Сегодня режиссер отвечает на вопросы «Аргументов недели».
- Называя свой фильм «Лес», апеллировали ли вы к пьесе «Лес» великого Островского - аллегории дикости нравов дворян, нравы ваших деревенских жителей, с их шекспировскими страстями, тоже далеки от совершенства?
- Честно скажу, нет, у меня лес, скорее, аллегория нашего общества, с его системой ценностей, в нашей жизни тоже встречаются «чащи», в которых можно заблудиться. Да и человека можно сравнить с деревом, которое растет-растет, а однажды вдруг погибает.
- Критики любят называть современную Россию «пространством вестерна», насколько это понятие применимо к вашей картине?
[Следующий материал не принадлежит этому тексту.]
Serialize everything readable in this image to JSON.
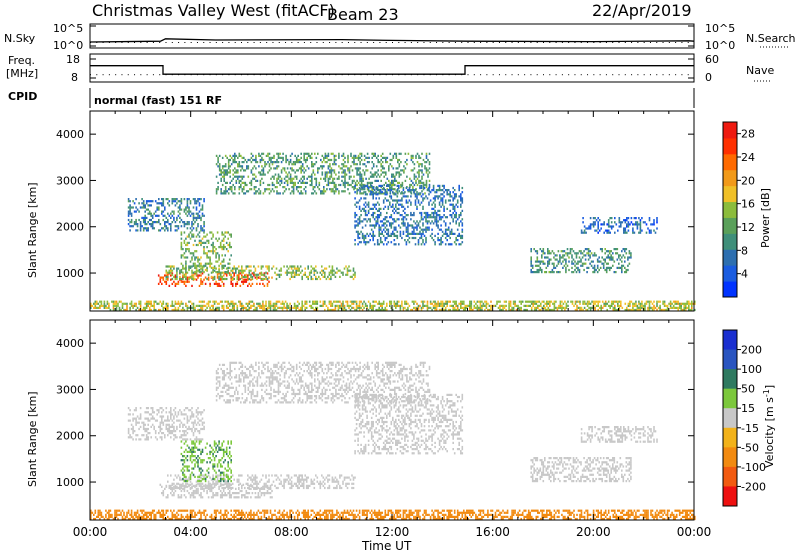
{
  "header": {
    "title": "Christmas Valley West (fitACF)",
    "beam": "Beam 23",
    "date": "22/Apr/2019"
  },
  "side_labels": {
    "nsky": "N.Sky",
    "nsearch": "N.Search",
    "freq_line1": "Freq.",
    "freq_line2": "[MHz]",
    "nave": "Nave",
    "cpid": "CPID",
    "cpid_value": "normal (fast) 151 RF"
  },
  "noise_panel": {
    "left_ticks": [
      "10^5",
      "10^0"
    ],
    "right_ticks": [
      "10^5",
      "10^0"
    ]
  },
  "freq_panel": {
    "left_ticks": [
      "18",
      "8"
    ],
    "right_ticks": [
      "60",
      "0"
    ]
  },
  "x_axis": {
    "label": "Time UT",
    "ticks": [
      "00:00",
      "04:00",
      "08:00",
      "12:00",
      "16:00",
      "20:00",
      "00:00"
    ]
  },
  "chart_data": [
    {
      "type": "line",
      "panel": "noise",
      "series": [
        {
          "name": "N.Sky",
          "x_hours": [
            0,
            2.8,
            3.0,
            5.0,
            10.0,
            12.0,
            15.0,
            20.0,
            23.8,
            24
          ],
          "values": [
            1.0,
            1.2,
            1.8,
            1.5,
            1.6,
            1.4,
            1.2,
            1.1,
            1.3,
            1.2
          ]
        },
        {
          "name": "N.Search",
          "x_hours": [
            0,
            6,
            12,
            18,
            24
          ],
          "values": [
            1.0,
            1.1,
            1.0,
            1.0,
            1.1
          ]
        }
      ],
      "ylim_log10": [
        0,
        5
      ]
    },
    {
      "type": "line",
      "panel": "frequency",
      "series": [
        {
          "name": "Freq.",
          "x_hours": [
            0,
            2.9,
            2.9,
            14.9,
            14.9,
            24
          ],
          "values": [
            14.5,
            14.5,
            10.0,
            10.0,
            14.5,
            14.5
          ]
        },
        {
          "name": "Nave",
          "x_hours": [
            0,
            3,
            6,
            9,
            12,
            15,
            18,
            21,
            24
          ],
          "values": [
            12,
            12,
            12,
            12,
            12,
            12,
            12,
            12,
            12
          ]
        }
      ],
      "ylim_freq": [
        8,
        18
      ],
      "ylim_nave": [
        0,
        60
      ]
    },
    {
      "type": "heatmap",
      "panel": "power",
      "title": "",
      "xlabel": "Time UT",
      "ylabel": "Slant Range [km]",
      "xlim_hours": [
        0,
        24
      ],
      "ylim_km": [
        180,
        4500
      ],
      "yticks": [
        "1000",
        "2000",
        "3000",
        "4000"
      ],
      "colorbar": {
        "label": "Power [dB]",
        "ticks": [
          "4",
          "8",
          "12",
          "16",
          "20",
          "24",
          "28"
        ],
        "range": [
          0,
          30
        ],
        "colors": [
          "#0033ff",
          "#1a5ce0",
          "#2d6fb0",
          "#3f8f7a",
          "#5aa05a",
          "#8cbc3c",
          "#f0c028",
          "#f29a1a",
          "#ff6a00",
          "#ff3000",
          "#ee1a10"
        ]
      },
      "regions": [
        {
          "t0": 2.7,
          "t1": 7.2,
          "r0": 700,
          "r1": 1000,
          "value": 25
        },
        {
          "t0": 3.0,
          "t1": 10.5,
          "r0": 850,
          "r1": 1150,
          "value": 14
        },
        {
          "t0": 3.6,
          "t1": 5.6,
          "r0": 1000,
          "r1": 1900,
          "value": 13
        },
        {
          "t0": 1.5,
          "t1": 4.5,
          "r0": 1900,
          "r1": 2600,
          "value": 8
        },
        {
          "t0": 5.0,
          "t1": 13.5,
          "r0": 2700,
          "r1": 3600,
          "value": 11
        },
        {
          "t0": 10.5,
          "t1": 14.8,
          "r0": 1600,
          "r1": 2900,
          "value": 7
        },
        {
          "t0": 17.5,
          "t1": 21.5,
          "r0": 1000,
          "r1": 1500,
          "value": 10
        },
        {
          "t0": 19.5,
          "t1": 22.5,
          "r0": 1850,
          "r1": 2200,
          "value": 6
        },
        {
          "t0": 0.0,
          "t1": 24.0,
          "r0": 180,
          "r1": 380,
          "value": 16
        }
      ]
    },
    {
      "type": "heatmap",
      "panel": "velocity",
      "title": "",
      "xlabel": "Time UT",
      "ylabel": "Slant Range [km]",
      "xlim_hours": [
        0,
        24
      ],
      "ylim_km": [
        180,
        4500
      ],
      "yticks": [
        "1000",
        "2000",
        "3000",
        "4000"
      ],
      "colorbar": {
        "label": "Velocity [m s^-1]",
        "ticks": [
          "200",
          "100",
          "50",
          "15",
          "-15",
          "-50",
          "-100",
          "-200"
        ],
        "colors": [
          "#1a2fd0",
          "#2a55c0",
          "#2f7a60",
          "#7cc83c",
          "#c8c8c8",
          "#f2b21a",
          "#f28a10",
          "#f25a10",
          "#ee1010"
        ]
      },
      "regions": [
        {
          "t0": 2.7,
          "t1": 7.2,
          "r0": 650,
          "r1": 950,
          "value": -10
        },
        {
          "t0": 3.0,
          "t1": 10.5,
          "r0": 850,
          "r1": 1150,
          "value": 5
        },
        {
          "t0": 3.6,
          "t1": 5.6,
          "r0": 1000,
          "r1": 1900,
          "value": 30
        },
        {
          "t0": 1.5,
          "t1": 4.5,
          "r0": 1900,
          "r1": 2600,
          "value": 0
        },
        {
          "t0": 5.0,
          "t1": 13.5,
          "r0": 2700,
          "r1": 3600,
          "value": 2
        },
        {
          "t0": 10.5,
          "t1": 14.8,
          "r0": 1600,
          "r1": 2900,
          "value": 0
        },
        {
          "t0": 17.5,
          "t1": 21.5,
          "r0": 1000,
          "r1": 1500,
          "value": 0
        },
        {
          "t0": 19.5,
          "t1": 22.5,
          "r0": 1850,
          "r1": 2200,
          "value": -5
        },
        {
          "t0": 0.0,
          "t1": 24.0,
          "r0": 180,
          "r1": 380,
          "value": -40
        }
      ]
    }
  ]
}
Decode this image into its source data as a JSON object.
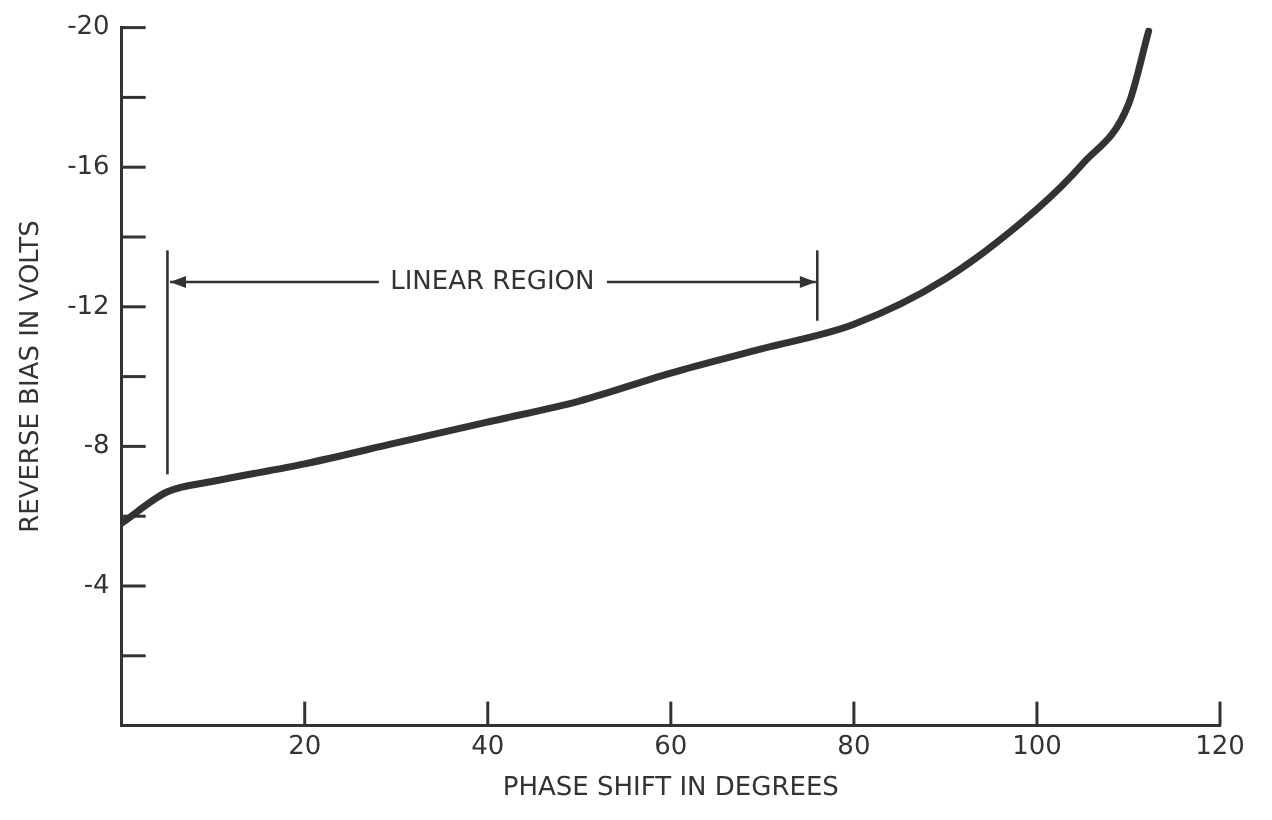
{
  "chart_data": {
    "type": "line",
    "xlabel": "PHASE SHIFT IN DEGREES",
    "ylabel": "REVERSE BIAS IN VOLTS",
    "x": [
      0,
      5,
      10,
      20,
      30,
      40,
      50,
      60,
      70,
      80,
      90,
      100,
      105,
      110,
      112.2
    ],
    "series": [
      {
        "color": "#333333",
        "values": [
          -5.8,
          -6.7,
          -7.0,
          -7.5,
          -8.1,
          -8.7,
          -9.3,
          -10.1,
          -10.8,
          -11.5,
          -12.8,
          -14.8,
          -16.1,
          -17.8,
          -19.9
        ]
      }
    ],
    "xlim": [
      0,
      120
    ],
    "xticks": [
      20,
      40,
      60,
      80,
      100,
      120
    ],
    "ylim": [
      0,
      -20
    ],
    "yticks": [
      {
        "value": -2,
        "label": null
      },
      -4,
      {
        "value": -6,
        "label": null
      },
      -8,
      {
        "value": -10,
        "label": null
      },
      -12,
      {
        "value": -14,
        "label": null
      },
      -16,
      {
        "value": -18,
        "label": null
      },
      -20
    ],
    "ref_lines": [
      {
        "axis": "x",
        "value": 5
      },
      {
        "axis": "x",
        "value": 76
      }
    ],
    "annotations": [
      {
        "text": "LINEAR REGION",
        "x": 5,
        "y": -12.7
      }
    ],
    "grid": false,
    "legend": false,
    "marker": "none",
    "line_style": "solid"
  }
}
- К моему фильму это отношения не имеет. А то, что отец и сын, соперничающие из-за женщины, в своей семье существуют параллельно, это нормально. Если в городе детей опекают, то в деревне, они, как правило, предоставлены сами себе. В этой системе отношений, на небольшом северном хуторе, отдаленно стоящем от деревни, и возникает любовный треугольник. 16-летний Данила с детства знает эту женщину, которая старше его, и она ему нравится. Он переживает первое чувство к ней, сам не понимая, что с ним происходит. А отец его просто нуждается в отдушине – не ладится и в семье, и на работе, рейдеры отбирают лесопилку - дело всей его жизни, он и пытается сбежать к Кате.
- А в целом чем отличается жизнь на севере?
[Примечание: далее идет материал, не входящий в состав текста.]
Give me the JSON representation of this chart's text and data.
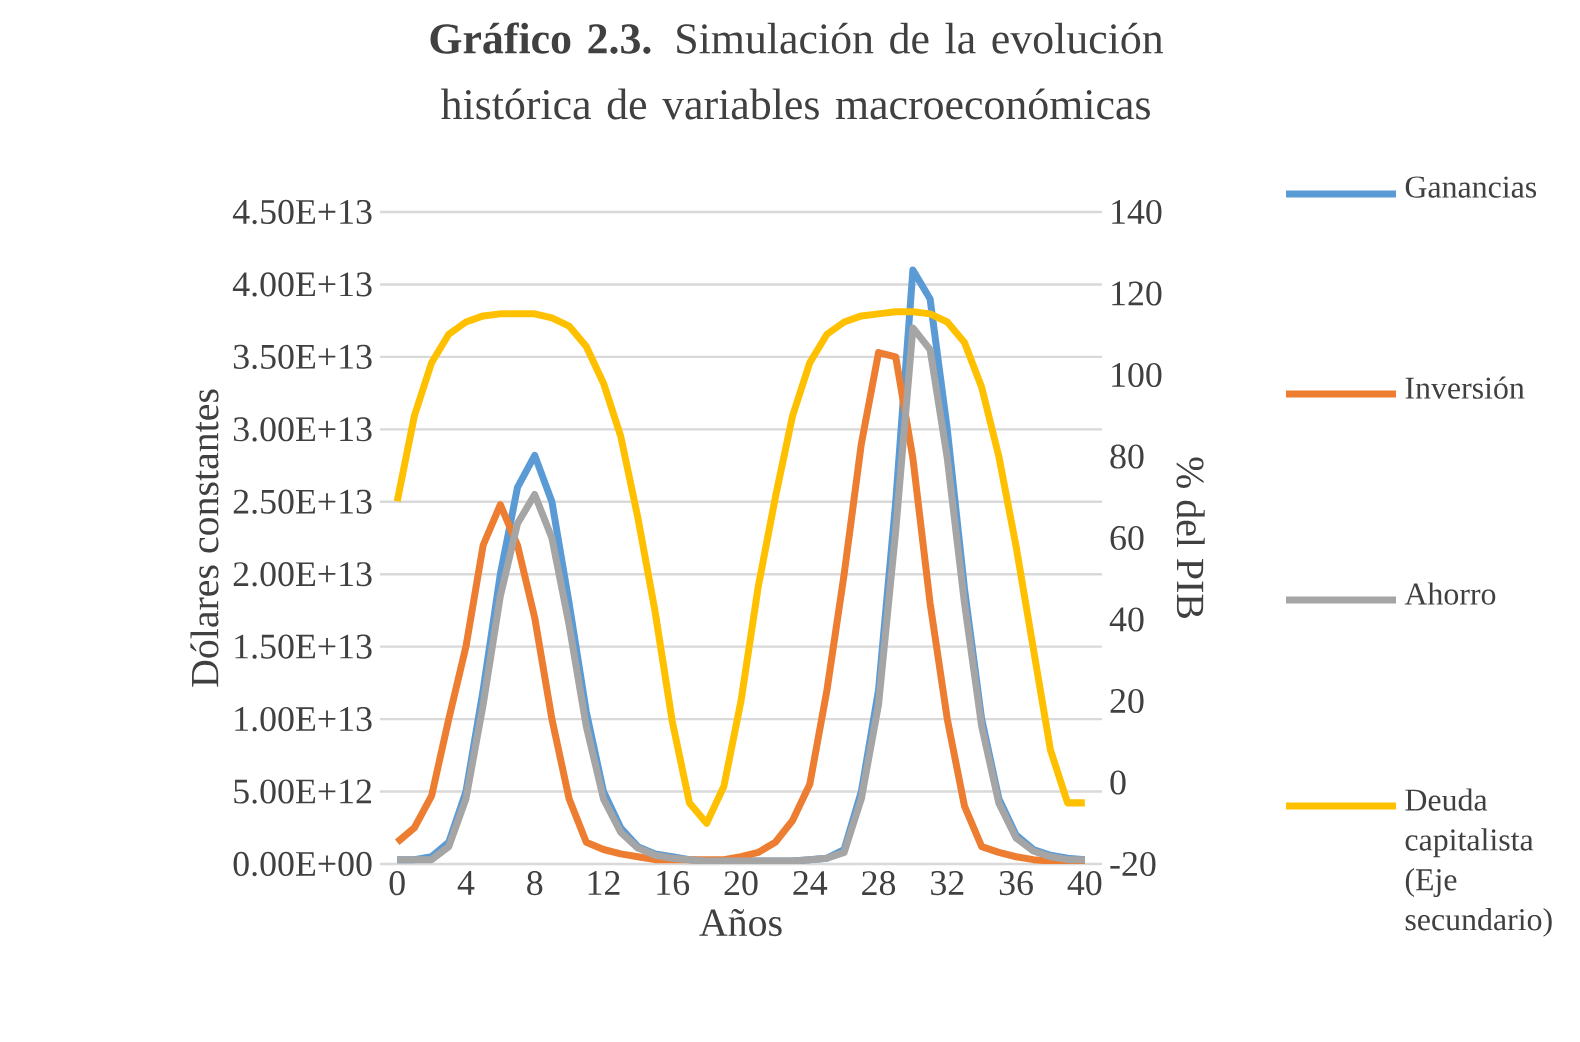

- Тем, что это зона рискованного земледелия. Сельское хозяйство уничтожено, и население живет здесь по-другому, по сравнению, скажем, с Черноземьем, куда пришли агропромышленные комплексы. Там сеют и пашут, а на севере вся деревня переквалифицировалась в вырубку-валку леса и продажу его. Фермерские хозяйства закрываются, потому что и они зарабатывали тем же: при открытии ферм им выделялись в аренду большие территории с лесом. Процветает безработица, люди уезжают, и деревня на севере умирает более стремительно, чем в других местах. Экономически государству она не нужна, потому что требует заботы о дорогах, электрификации, содержании медпунктов, школ, в которые нужно возить детей из дальних деревень. Потому и выстроено все так, чтобы деревня, в которой остаются одни пенсионеры, умирала сама по себе. Думаю, такое происходит не только на севере, а везде, где нет сельского хозяйства, и земли вокруг деревень не распаханы.
- Не сгущаете ли вы краски, показывая негативные события в картине?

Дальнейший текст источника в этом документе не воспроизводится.